Here are some tips to help you become a vegetarian:
Start by eating 3 meat-free dinners every week, and then work your way up slowly by having three meat-free days weekly. As your taste buds get used to the vegetarian fare, you may eventually skip meat entirely.
Most vegetarian plans fail because people make drastic changes in their meals. Aside from turning meatless gradually, another easy way to introduce vegetables in your life is to take the same recipes that you love and use vegetables for them in place of meat. Think vegetarian lasagna, pizza with vegetable toppings and burritos with beans and minus the ground beef.
Bear in mind that you are not alone in your quest for a healthy vegetable diet. To satisfy a growing number of vegetarian eaters, more suppliers are offering tasty and satisfying vegetarian food items such as vegetarian burgers, sausages and other vegetarian foods with meat textures. You will be surprised at how enjoyable and inexpensive vegetarian food can be.
While a diet that is rich in vegetables and fruits is encouraged by most health professionals, there is much concern about the other nutrients such as protein, calcium, iron and Vitamin B-12, that may be missing in a strictly vegetarian consumption.

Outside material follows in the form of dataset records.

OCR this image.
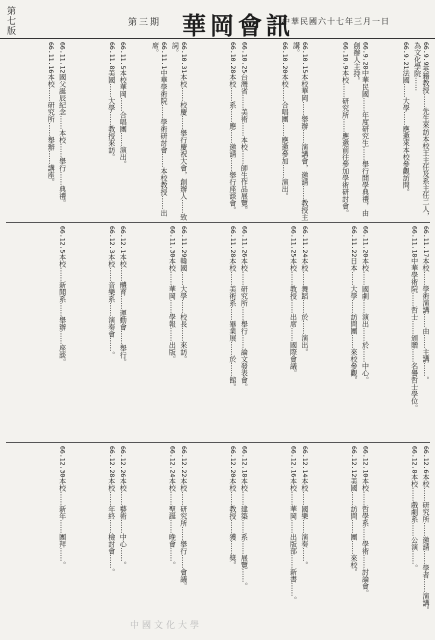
第七版	第三期 華岡會訊
中華民國六十七年三月一日
66.9.9英籍教授……先生來訪本校王主任及系主任二人，為文化學院……
66.9.21法國……大學……應邀來本校參觀訪問。
66.9.28中華民國……年度研究生……舉行開學典禮，由創辦人主持。
66.10.9本校……研究所……應邀前往參加學術研討會。
66.10.15本校華岡……舉辦……演講會，邀請……教授主講。
66.10.20本校……合唱團……應邀參加……演出。
66.10.25台灣省……美術……本校……師生作品展覽。
66.10.28本校……系……應……邀請……舉行座談會。
66.10.31本校……校慶……舉行慶祝大會，創辦人……致詞。
66.11.1中華學術院……學術研討會……本校教授……出席。
66.11.5本校華岡……合唱團……演出。
66.11.8美國……大學……教授來訪。
66.11.12國父誕辰紀念……本校……舉行……典禮。
66.11.16本校……研究所……舉辦……講座。
66.11.17本校……學術演講……由……主講……。
66.11.18中華學術院……哲士……頒贈……名譽哲士學位。
66.11.20本校……國劇……演出……於……中心。
66.11.22日本……大學……訪問團……來校參觀。
66.11.24本校……舞蹈……於……演出。
66.11.25本校……教授……出席……國際會議。
66.11.26本校……研究所……舉行……論文發表會。
66.11.28本校……美術系……畢業展……於……館。
66.11.29韓國……大學……校長……來訪。
66.11.30本校……華岡……學報……出版。
66.12.1本校……體育……運動會……舉行。
66.12.3本校……音樂系……演奏會……。
66.12.5本校……新聞系……舉辦……座談。
66.12.6本校……研究所……邀請……學者……演講。
66.12.8本校……戲劇系……公演……。
66.12.10本校……哲學系……學術……討論會。
66.12.12美國……訪問……團……來校。
66.12.14本校……國樂……演奏……。
66.12.16本校……華岡……出版部……新書……。
66.12.18本校……建築……系……展覽……。
66.12.20本校……教授……獲……獎。
66.12.22本校……研究所……舉行……會議。
66.12.24本校……聖誕……晚會……。
66.12.26本校……藝術……中心……。
66.12.28本校……年終……檢討會……。
66.12.30本校……新年……團拜……。
中國文化大學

You can get protein from tofu, eggs, soy, lentils, chickpeas, nuts, brown rice and whole grains without having to slide back to eating meat. As for calcium, you may get good amounts of it from milk, dark green leafy vegetables, orange juice, and sesame seeds. For iron, try tofu, lentils, spinach, soy, chickpeas and hummus, and take more Vitamin C to increase iron absorption.
You should also consider cutting down on coffee and tea because caffeine prevents your body from absorbing iron. Moderation is crucial in every diet, vegetarian or not. For vegetarians, this means that you should not eat too much eggs and dairy products.
If you feel that you may not be getting enough of the other nutrients from your vegetarian choices, there are multi-vitamin supplements that come in safe doses to provide what your body needs.
A consultation with your chosen health professional - nutritionist, dietitian or doctor - is recommended to ensure you start this journey to vegetarianism with all the knowledge and tools you need.